It's speculated that ChatGPT uses 8x A100s, which flips the conclusion. Although...

mlyle · on March 1, 2023

No, the amount of math done is (approximately) the same; if you make the denominator 8x bigger, you make the numerator 8x bigger too.

refulgentis · on March 1, 2023

Would multiplying the GPUs by 8 decrease another part of the equation by 1/8, i.e. X flops on 1 GPU = Y seconds, X flops on 8 GPUs = Y / 8?

(Btw I keep running into you or your content the past couple months, thanks for all you do and your well thought out contributions -@jpohhhh)

pelasaco · on March 1, 2023

I checked the price of a A100, and its costs 15k? Is that right?

alchemist1e9 · on March 1, 2023

And $2.25 per hour on 1 year reservation means 8,760 hours x 2.25 = $19,710 rent for the year. Not a bad yield for the provider at all, but makes sense given overheads and ROI expected.

rictic · on March 1, 2023

Cost of power usage is marginal compared to that too:

300W per A100 * 8766 hours per year * $0.12 per kWh = $316 to power an A100 for a year

Tepix · on March 2, 2023

$0.12 per kWh is a very low price these days

15155 · on March 2, 2023

Is this a low price for a datacenter negotiating their load with a utility provider (as most do?)

pelasaco · on March 1, 2023

yes, specially that you don't have to deal with buying it, maintaining it, etc...

sroussey · on March 1, 2023

Not sure why people are so scared of this (in general). Yes, it’s a pain, but only an occasional pain.

I’ve had servers locked up in a cage for years without seeing them. And the cost for bandwidth has plummeted over the last two decades. (Not at AWS, lol)

Sebb767 · on March 2, 2023

The problem isn't the good times, the problem is when something happens in the middle of the night, when a RAM stick goes bad or when you suddenly need triple the compute power. Usually, you get to feel the pain when you need it the least.

I'm hosting a lot of stuff myself on my own hardware, so I do sympathize with this argument, but in a time>>money situation, going to the cloud makes a lot of sense.

pelasaco · on March 2, 2023

exactly, you pay for the case where a down time on Sunday happens or you are in vacation out of the city and something happens.. I had this issue back in the days with my bitcoin miners.. Always when I was out of the city, one of them went down and I wanted to go back ASAP

thewataccount · on March 1, 2023

Wait 8x total? For everyone at once?

freeqaz · on March 1, 2023

Per instance (worker serving an API request) it requires 8x GPUs. I believe they have thousands of these instances and they scale them up with load.

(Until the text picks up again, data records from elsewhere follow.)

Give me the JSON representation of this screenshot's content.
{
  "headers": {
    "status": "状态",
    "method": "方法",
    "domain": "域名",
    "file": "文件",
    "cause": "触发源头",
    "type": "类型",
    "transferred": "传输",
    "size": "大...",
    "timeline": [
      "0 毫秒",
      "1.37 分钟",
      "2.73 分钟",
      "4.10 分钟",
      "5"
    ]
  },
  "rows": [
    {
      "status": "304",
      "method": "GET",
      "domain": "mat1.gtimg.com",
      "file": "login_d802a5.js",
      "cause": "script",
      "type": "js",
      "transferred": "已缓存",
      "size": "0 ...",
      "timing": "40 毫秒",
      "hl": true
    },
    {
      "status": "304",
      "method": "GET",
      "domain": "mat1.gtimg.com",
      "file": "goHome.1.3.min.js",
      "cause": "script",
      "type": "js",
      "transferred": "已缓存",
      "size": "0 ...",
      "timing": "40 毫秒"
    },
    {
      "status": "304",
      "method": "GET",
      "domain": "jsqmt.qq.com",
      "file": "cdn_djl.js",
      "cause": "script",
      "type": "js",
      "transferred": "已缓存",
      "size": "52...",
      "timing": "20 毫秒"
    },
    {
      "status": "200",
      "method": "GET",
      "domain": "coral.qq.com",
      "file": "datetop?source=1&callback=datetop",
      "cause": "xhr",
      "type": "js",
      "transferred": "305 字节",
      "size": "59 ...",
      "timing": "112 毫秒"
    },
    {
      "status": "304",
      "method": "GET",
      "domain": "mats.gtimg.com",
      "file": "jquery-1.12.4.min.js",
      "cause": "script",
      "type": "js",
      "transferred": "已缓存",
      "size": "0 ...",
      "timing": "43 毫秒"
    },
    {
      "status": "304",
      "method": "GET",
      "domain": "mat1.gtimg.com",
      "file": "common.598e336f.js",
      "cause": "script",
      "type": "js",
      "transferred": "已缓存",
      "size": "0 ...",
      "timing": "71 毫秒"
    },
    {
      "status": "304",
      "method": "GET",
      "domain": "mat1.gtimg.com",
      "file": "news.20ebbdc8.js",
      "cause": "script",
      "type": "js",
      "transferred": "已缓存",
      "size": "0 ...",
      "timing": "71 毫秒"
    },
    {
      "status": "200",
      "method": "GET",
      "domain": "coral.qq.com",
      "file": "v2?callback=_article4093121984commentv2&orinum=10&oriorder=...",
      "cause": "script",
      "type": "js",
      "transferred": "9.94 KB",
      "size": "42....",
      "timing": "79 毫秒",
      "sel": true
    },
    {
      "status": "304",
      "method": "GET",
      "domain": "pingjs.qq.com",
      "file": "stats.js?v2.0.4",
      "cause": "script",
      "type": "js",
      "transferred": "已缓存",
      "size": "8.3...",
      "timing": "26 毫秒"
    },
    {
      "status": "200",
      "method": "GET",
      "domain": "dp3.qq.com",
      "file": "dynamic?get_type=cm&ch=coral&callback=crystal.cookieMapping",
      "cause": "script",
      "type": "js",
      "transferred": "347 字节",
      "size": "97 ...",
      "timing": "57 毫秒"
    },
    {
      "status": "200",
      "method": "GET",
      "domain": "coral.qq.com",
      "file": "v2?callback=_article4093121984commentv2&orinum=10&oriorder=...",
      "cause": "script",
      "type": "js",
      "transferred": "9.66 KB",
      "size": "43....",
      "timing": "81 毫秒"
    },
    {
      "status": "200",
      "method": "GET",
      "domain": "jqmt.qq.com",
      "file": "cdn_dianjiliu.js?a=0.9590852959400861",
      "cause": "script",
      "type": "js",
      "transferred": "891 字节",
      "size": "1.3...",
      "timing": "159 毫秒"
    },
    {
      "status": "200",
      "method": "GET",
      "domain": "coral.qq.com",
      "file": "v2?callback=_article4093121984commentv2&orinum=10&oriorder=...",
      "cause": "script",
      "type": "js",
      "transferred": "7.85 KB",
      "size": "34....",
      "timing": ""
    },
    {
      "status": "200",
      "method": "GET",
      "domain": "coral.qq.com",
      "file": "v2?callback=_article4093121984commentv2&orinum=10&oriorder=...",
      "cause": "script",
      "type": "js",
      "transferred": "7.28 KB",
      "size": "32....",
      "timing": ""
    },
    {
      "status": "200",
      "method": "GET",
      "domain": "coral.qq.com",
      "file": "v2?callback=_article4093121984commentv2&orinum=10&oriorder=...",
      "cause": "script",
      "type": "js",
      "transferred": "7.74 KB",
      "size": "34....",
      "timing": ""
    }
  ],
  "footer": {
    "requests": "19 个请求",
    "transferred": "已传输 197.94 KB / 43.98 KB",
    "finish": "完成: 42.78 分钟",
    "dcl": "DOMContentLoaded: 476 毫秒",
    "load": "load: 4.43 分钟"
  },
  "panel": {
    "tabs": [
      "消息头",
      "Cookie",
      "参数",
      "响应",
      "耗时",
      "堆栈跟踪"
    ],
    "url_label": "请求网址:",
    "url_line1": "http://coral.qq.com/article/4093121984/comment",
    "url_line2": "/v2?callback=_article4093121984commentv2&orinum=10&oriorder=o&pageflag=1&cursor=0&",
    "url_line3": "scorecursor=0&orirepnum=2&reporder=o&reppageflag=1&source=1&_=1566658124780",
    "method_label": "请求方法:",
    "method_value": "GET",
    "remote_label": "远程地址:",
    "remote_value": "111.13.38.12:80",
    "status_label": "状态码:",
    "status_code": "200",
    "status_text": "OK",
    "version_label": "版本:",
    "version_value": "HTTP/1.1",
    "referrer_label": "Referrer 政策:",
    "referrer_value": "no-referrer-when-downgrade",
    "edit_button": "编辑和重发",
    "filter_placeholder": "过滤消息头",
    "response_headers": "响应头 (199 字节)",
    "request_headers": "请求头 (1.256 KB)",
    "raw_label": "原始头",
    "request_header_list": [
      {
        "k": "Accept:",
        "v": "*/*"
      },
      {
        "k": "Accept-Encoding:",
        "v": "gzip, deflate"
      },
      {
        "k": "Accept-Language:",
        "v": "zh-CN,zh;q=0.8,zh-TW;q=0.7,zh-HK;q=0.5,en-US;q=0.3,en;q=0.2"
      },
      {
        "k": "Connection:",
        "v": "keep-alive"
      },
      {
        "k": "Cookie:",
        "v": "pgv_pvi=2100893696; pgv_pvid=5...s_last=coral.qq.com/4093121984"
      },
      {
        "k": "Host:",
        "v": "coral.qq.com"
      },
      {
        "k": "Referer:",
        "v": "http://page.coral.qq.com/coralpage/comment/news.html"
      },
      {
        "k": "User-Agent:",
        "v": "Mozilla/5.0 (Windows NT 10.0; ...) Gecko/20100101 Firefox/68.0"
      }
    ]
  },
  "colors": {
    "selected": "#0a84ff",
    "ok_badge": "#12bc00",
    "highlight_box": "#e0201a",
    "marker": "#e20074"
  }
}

Because the model isn't dynamic (it doesn't learn) it is stateless and can be scaled elastically.

thewataccount · on March 1, 2023

Ah okay, that makes a lot more sense thank you!

pharmakom · on March 2, 2023

I expect some level of caching and even request bucketing by similarity is possible.

How many users come with the same prompt?

thewataccount · on March 2, 2023

In my experience running the same prompt always get's different results. Maybe they cache between different people but I'm not sure that'd be worth the cache space at that point? although 8x A100s is a lot to not have caching...

vineyardmike · on March 1, 2023

Each model needs 8x to run at the same time per request.